TheBanyanTree: more Stories again
Julie Anna Teague
jateague at indiana.edu
Tue Sep 26 10:40:37 PDT 2006
> I'm beginning to feel like I should stop. I need some feedback.
I thought musicians hated feedback. BWAH HA HA. I crack myself up
with these stupid jokes all day long. Don't you wish you lived closer
and we could have coffee and I could drop these hilarious bon mots on
you left and right? I was just checking my mail again, on the hopes
that something good would pop up, and there you were, needing feedback.
And just when I needed a diversion from work I do not feel like doing
today. Now I can look steadily at my screen, as if in deep thought,
while reading a story instead, and be highly entertained.
So, yes, I'm still reading your stories and laughing, crying, or
pondering, or just enjoying the absurdity of life and the randomness of
memory in general. And I've been mentally dredging up all kinds of
stories of my own, too. Funny, sad, or completely absurd memories show
up unasked. I'm excellent at dredging things up. I can tell you the
horridly embarrassing thing I did in fifth grade that haunts me. Like
it was yesterday. Or call to mind whole conversations in which, if
only I could go back 14 years, I would know, now, exactly what to say.

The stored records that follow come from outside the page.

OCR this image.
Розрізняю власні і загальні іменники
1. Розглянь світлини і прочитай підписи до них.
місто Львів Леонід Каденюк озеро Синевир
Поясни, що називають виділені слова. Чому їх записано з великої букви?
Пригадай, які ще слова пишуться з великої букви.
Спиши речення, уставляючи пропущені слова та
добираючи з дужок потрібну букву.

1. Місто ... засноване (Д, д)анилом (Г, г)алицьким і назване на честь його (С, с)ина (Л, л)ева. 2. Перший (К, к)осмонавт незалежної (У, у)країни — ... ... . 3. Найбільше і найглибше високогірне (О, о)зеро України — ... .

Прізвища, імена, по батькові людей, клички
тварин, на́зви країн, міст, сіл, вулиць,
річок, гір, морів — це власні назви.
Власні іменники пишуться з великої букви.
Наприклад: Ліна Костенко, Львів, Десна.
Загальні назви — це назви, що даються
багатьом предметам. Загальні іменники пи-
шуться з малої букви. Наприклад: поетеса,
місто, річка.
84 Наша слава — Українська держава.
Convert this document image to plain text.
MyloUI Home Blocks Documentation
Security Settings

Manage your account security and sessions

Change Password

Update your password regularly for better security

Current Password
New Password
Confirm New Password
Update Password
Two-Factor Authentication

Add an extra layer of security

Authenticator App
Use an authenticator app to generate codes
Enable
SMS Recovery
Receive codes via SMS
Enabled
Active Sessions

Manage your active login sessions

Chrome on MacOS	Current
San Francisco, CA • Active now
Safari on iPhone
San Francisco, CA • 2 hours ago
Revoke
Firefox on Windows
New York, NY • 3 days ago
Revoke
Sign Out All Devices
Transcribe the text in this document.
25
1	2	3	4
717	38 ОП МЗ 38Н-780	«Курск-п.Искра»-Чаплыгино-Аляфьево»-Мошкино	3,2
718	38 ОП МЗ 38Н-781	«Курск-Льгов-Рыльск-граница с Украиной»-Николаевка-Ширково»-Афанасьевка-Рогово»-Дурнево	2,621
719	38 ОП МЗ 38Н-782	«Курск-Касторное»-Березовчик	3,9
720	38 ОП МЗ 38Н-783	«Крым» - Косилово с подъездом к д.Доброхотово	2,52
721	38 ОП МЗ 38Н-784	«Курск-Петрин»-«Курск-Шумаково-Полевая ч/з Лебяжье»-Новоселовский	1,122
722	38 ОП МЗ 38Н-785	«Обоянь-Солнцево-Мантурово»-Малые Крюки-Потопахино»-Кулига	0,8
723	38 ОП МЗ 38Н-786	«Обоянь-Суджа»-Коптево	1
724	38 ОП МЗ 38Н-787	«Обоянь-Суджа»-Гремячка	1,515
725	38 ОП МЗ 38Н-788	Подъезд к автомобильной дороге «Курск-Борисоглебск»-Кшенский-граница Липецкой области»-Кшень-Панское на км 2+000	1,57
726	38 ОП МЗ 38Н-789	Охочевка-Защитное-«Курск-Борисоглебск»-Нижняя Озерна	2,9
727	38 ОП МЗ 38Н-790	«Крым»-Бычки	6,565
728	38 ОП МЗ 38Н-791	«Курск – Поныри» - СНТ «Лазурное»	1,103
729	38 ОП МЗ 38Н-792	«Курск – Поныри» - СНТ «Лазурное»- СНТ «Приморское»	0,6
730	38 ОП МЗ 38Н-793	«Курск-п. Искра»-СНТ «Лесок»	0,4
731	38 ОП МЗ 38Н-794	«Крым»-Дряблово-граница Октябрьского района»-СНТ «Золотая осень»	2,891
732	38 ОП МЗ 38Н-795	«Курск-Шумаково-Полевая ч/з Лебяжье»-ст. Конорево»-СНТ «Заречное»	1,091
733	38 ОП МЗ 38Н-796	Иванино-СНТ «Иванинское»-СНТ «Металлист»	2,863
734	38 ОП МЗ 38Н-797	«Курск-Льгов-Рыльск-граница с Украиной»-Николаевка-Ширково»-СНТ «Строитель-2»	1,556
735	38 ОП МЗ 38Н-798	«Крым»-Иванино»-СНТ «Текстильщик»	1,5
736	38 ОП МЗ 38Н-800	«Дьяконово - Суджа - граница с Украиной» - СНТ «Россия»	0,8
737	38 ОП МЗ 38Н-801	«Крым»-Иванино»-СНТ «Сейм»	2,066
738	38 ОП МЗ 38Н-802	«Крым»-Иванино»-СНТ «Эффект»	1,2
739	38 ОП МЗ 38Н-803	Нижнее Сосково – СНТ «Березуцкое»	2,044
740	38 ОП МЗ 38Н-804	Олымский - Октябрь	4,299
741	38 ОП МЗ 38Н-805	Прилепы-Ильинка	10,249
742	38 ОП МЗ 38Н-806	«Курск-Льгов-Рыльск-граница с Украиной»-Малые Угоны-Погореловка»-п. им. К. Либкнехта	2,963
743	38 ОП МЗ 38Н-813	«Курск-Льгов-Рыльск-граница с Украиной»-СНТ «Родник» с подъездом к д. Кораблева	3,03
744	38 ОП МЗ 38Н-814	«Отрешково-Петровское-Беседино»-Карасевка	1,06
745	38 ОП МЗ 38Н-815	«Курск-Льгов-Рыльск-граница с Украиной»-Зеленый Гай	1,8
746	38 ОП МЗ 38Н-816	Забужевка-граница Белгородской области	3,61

I have lost too many hours of my life to replaying
perfect-yet-forever-unspoken rejoinders. Hours I could really use
back. You should see the gray hairs which Tareva my hair lady covers
up with the creative use of color, may God bless and keep her until I'm
ready to go really gray.
Anyway, this is going somewhere, believe it or not. I was talking to
my son Andy and dredging up old stories. In particular on this day,
the college boyfriend, always good for a few laughs from the teen son.
I'm a regular poster child for What-Not-To-Do-at-16, and he finds great
humor in that. Andy reminded me that the guy is now old and bald and
an evangelistic preacher in Mississippi. (We found him on the web
once, complete with picture, and I nearly had a heart attack.) I said,
well, yes, but back then he was a ROCK STAR. As soon as those last two
words left my mouth, and I caught the gleam in Andy's 16 year old eye,
I wished I'd left them unuttered. Or at least toned them down to
simply "Rock Musician". What can I say, I was into my story in a big
way. He latched onto this story with gusto and began running around
the house saying, "He was a THTAR. Gee, I wish I was a THTAR. I've
never known a THTAR. I wish I had a THTAR for a friend," and on and on
in this stupid, comical, something like Goofy-the-dog voice. For days
he would add this to every sentence. "Golly gee, if I were only a
THTAR."
So the lesson here is to keep sharing, because you never know what
memories you might provoke in some poor unsuspecting mother, who might
then utter ridiculous claims about being Really Something back in the
day, creating evil, giddy glee in her children.
And now, feedback dispensed, I have a story to read.